Sewaktu muda, dia mengoleksi kerang laut. Kesempurnaan sangat penting. Tidak ada goresan atau retak, bagian luarnya kokoh dan abadi. Warnanya cemerlang dan belum pudar karena sinar matahari.
Dia menyukai warna merah marun dengan bintik-bintik lembut bersemu hazel, seperti jaket kulit kesayangannya. Ujung atasnya selalu melingkar ke satu titik menuju ketakterhinggaan. Dia mengisi rumahnya dengan cangkang-cangkangkosong.
Seuntai kerang tergantung di gagang pintu. Lem merekatkan cincin kerang abalon mutiara yang mengkilap, melingkari cermin sehingga dapat dikagumi berulang-ulang. Warna aprikot yang lembut menjadi inspirasi untuk tirai yang ia gantung, menempel di dinding yang dicat seperti samudra nan semarak.
***
Kini, setelah menjadi lansia, saat berjalan di pantai, aku mengoleksi tulang belakang sapi, tulang paha kambing yang berumur pendek, tengkorak hewan pengerat, tulang rahang yang bercerita tentang masa lalu.
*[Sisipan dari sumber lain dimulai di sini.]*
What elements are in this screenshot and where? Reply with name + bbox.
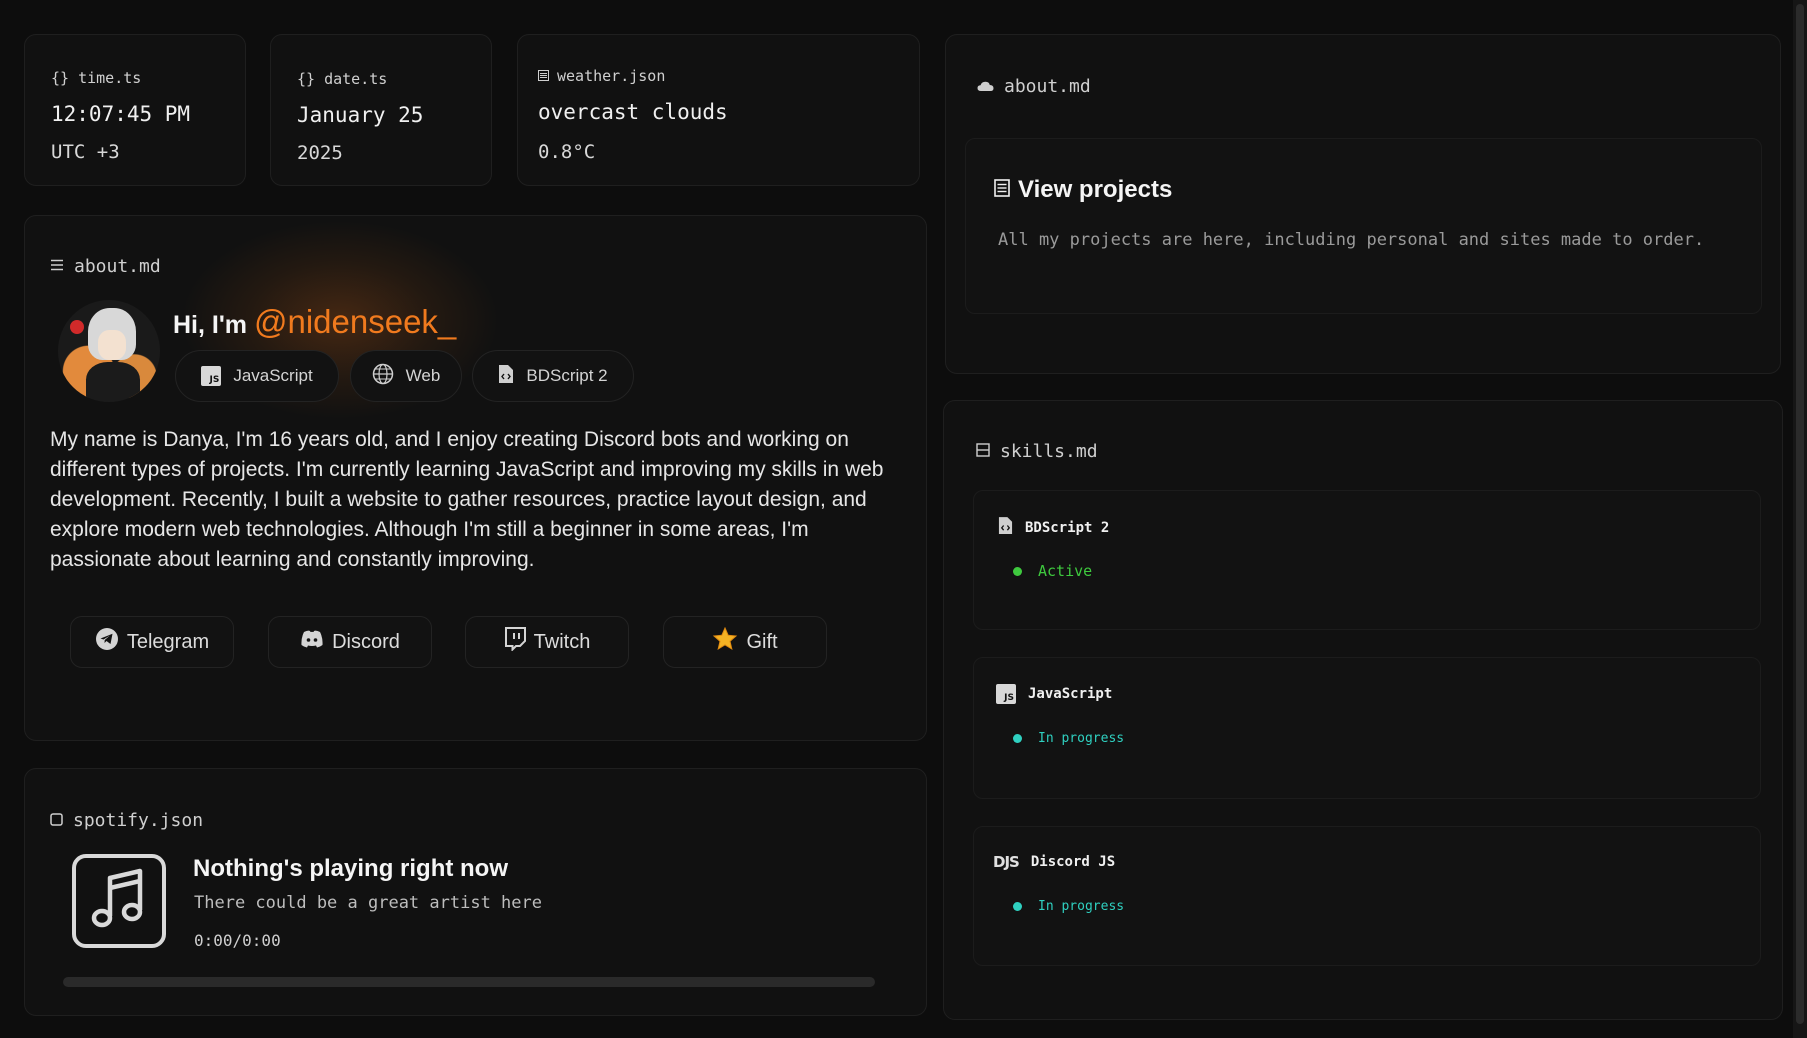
skill-item-discordjs	[973, 826, 1761, 966]
tag-javascript[interactable]: JS JavaScript	[175, 350, 339, 402]
twitch-icon	[504, 627, 526, 657]
discord-icon	[300, 629, 324, 655]
spotify-card-header: spotify.json	[50, 810, 203, 831]
telegram-icon	[95, 627, 119, 657]
album-art	[72, 854, 166, 948]
song-artist: There could be a great artist here	[194, 893, 542, 913]
javascript-icon: JS	[201, 366, 222, 386]
panel-icon	[976, 441, 990, 462]
temperature-value: 0.8°C	[538, 141, 596, 163]
gift-button[interactable]: Gift	[663, 616, 827, 668]
weather-widget: weather.json overcast clouds 0.8°C	[517, 34, 920, 186]
file-code-icon	[998, 516, 1013, 539]
time-widget: {} time.ts 12:07:45 PM UTC +3	[24, 34, 246, 186]
tag-web[interactable]: Web	[350, 350, 462, 402]
song-time: 0:00/0:00	[194, 931, 281, 950]
discord-button[interactable]: Discord	[268, 616, 432, 668]
year-value: 2025	[297, 142, 343, 164]
time-widget-label: {} time.ts	[51, 69, 142, 87]
skill-status-javascript: In progress	[1013, 731, 1124, 746]
twitch-button[interactable]: Twitch	[465, 616, 629, 668]
view-projects-link[interactable]	[965, 138, 1762, 314]
cloud-icon	[977, 76, 994, 97]
weather-description: overcast clouds	[538, 100, 728, 124]
greeting: Hi, I'm @nidenseek_	[173, 303, 457, 340]
skill-item-bdscript	[973, 490, 1761, 630]
document-icon	[538, 67, 549, 85]
menu-icon	[50, 256, 64, 277]
page-scrollbar[interactable]	[1793, 0, 1807, 1038]
typing-cursor: _	[437, 303, 457, 340]
skill-item-javascript	[973, 657, 1761, 799]
about-card-header: about.md	[50, 256, 161, 277]
star-icon	[712, 626, 738, 657]
date-widget: {} date.ts January 25 2025	[270, 34, 492, 186]
weather-widget-label: weather.json	[538, 67, 665, 85]
skill-name-javascript: JS JavaScript	[996, 684, 1112, 704]
globe-icon	[372, 363, 394, 390]
date-widget-label: {} date.ts	[297, 70, 388, 88]
telegram-button[interactable]: Telegram	[70, 616, 234, 668]
avatar	[58, 300, 160, 402]
status-dot	[1013, 902, 1022, 911]
skill-status-bdscript: Active	[1013, 562, 1092, 580]
list-icon	[994, 176, 1010, 204]
skill-status-discordjs: In progress	[1013, 899, 1124, 914]
javascript-icon: JS	[996, 684, 1016, 704]
date-value: January 25	[297, 103, 424, 127]
tag-bdscript[interactable]: BDScript 2	[472, 350, 634, 402]
music-note-icon	[90, 868, 148, 934]
status-dot	[1013, 734, 1022, 743]
view-projects-description: All my projects are here, including pers…	[998, 230, 1705, 250]
status-dot	[1013, 566, 1022, 576]
skills-card-header: skills.md	[976, 441, 1098, 462]
username-handle: @nidenseek	[253, 303, 438, 340]
view-projects-title: View projects	[994, 176, 1172, 204]
song-title: Nothing's playing right now	[193, 855, 509, 882]
bio-text: My name is Danya, I'm 16 years old, and …	[50, 428, 884, 571]
song-progress-bar[interactable]	[63, 977, 875, 987]
skill-name-discordjs: DJS Discord JS	[993, 853, 1116, 871]
square-icon	[50, 810, 63, 831]
timezone-value: UTC +3	[51, 141, 120, 163]
file-code-icon	[498, 364, 514, 389]
scrollbar-thumb[interactable]	[1796, 4, 1804, 1024]
skill-name-bdscript: BDScript 2	[998, 516, 1109, 539]
projects-card-header: about.md	[977, 76, 1091, 97]
time-value: 12:07:45 PM	[51, 102, 191, 126]
discordjs-icon: DJS	[993, 853, 1020, 871]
Jiwa-jiwa yang hidup di pedalaman, relik mereka yang berpori-pori mengarungi jeram sungai hanya untuk domuntahkan ke laut. Dan, setelah beberapa lama mengembara tanpa tujuan, mereka terdampar di pantai untuk kujadikan koleksiku.
Aku menatanya di serambi sampai matahari mengubah warna pucatnya menjadi putih bersih. Bulan memudarkan rona kemerahan yang tersisa. Dan tepat sebelum menghilang sepenuhnya, aku membawanya ke dalam dan memajangnya di ambang jendela.